When thinking about the human skeleton what can we learn from the shapes of trees? Do they have something to offer us bipeds in terms of structural durability? Trees are beautiful things as majestic as a beautiful women who does regular personal training, there is no denying that. There sweeping foliage held up by bole and branches, and a root system spreading deeply beneath it underground. Trees are multilevel entities existing in earth and sky; they reach up and down simultaneously. You can discover a tree’s age by the rings beneath its bark. Trees are majestic sentinels marking the ground with their presence.
But, what about structural integrity? Do trees have something to offer us in this regard? The Jewish mystical system of Kabala highlights the connection between the human skeleton slip and fall and the tree of life. Sacred geometry they call it and this had its origins with the ancient Greek scholar Pythagoras; magical numbers and perfect shapes. Our bones and how they are arrayed within the human body, and the precise number of bones in each section of the skeletal system. The mystical parallel with trees being rooted in the ground but reaching up to the heavens, and the human body being held to the Earth by gravity but aspiring to the cosmos through the soul.

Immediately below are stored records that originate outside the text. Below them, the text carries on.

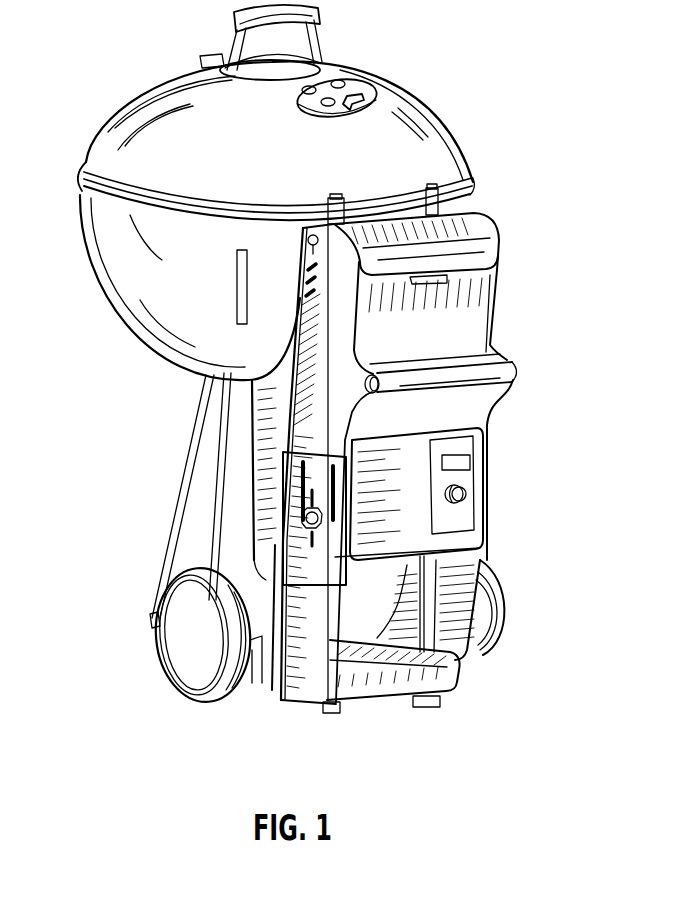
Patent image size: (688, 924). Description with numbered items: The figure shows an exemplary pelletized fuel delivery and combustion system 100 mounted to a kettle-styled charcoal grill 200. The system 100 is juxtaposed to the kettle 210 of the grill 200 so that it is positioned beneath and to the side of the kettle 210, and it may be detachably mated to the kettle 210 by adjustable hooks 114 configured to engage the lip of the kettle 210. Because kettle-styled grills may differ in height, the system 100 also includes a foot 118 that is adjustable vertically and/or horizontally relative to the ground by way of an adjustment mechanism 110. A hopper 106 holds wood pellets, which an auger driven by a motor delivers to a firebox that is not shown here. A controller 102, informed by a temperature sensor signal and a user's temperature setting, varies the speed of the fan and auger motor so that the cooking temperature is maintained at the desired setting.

The kettle-styled charcoal grill 200 is at (268, 192).
The kettle 210 is at (150, 275).
The adjustable hooks 114 is at (337, 197).
The pelletized fuel delivery and combustion system 100 is at (366, 498).
The hopper 106 is at (463, 334).
The controller 102 is at (463, 512).
The adjustment mechanism 110 is at (302, 516).
The foot 118 is at (315, 697).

Biomechanics applies Newtonian physics to biological organisms; this covers both human movement and trees. Trees exhibit fractal branching geometry, as they have developed their growth patterns in response to their sensing of the wind; which is why they do not fall over in high winds. Trees are alive to the weather they experience and grow according to those conditions. Branches get thicker or thinner depending where they are located on the tree and in response to their environment. Human bones have a similar response to their environment.
FAQs about osteopathy concern modelling and remodelling in relation to osteopenia and osteoporosis. Modeling is how the human body sets its bone shapes and modifies it somewhat through bone spurs etc. Remodeling is how the human body maintains its bone shapes. Human bones are programmed to grow when we are young, but that growth is affected by diet and environment.
Podiatry is the study and medical care of feet, ankles and lower legs; and this is another area which can correlate with trees in terms of branch structures. The bones within the feet are part of our skeletal system and are equally affected by biomechanics and environmental stresses. Trees have a lot to show us from our tops to our toes.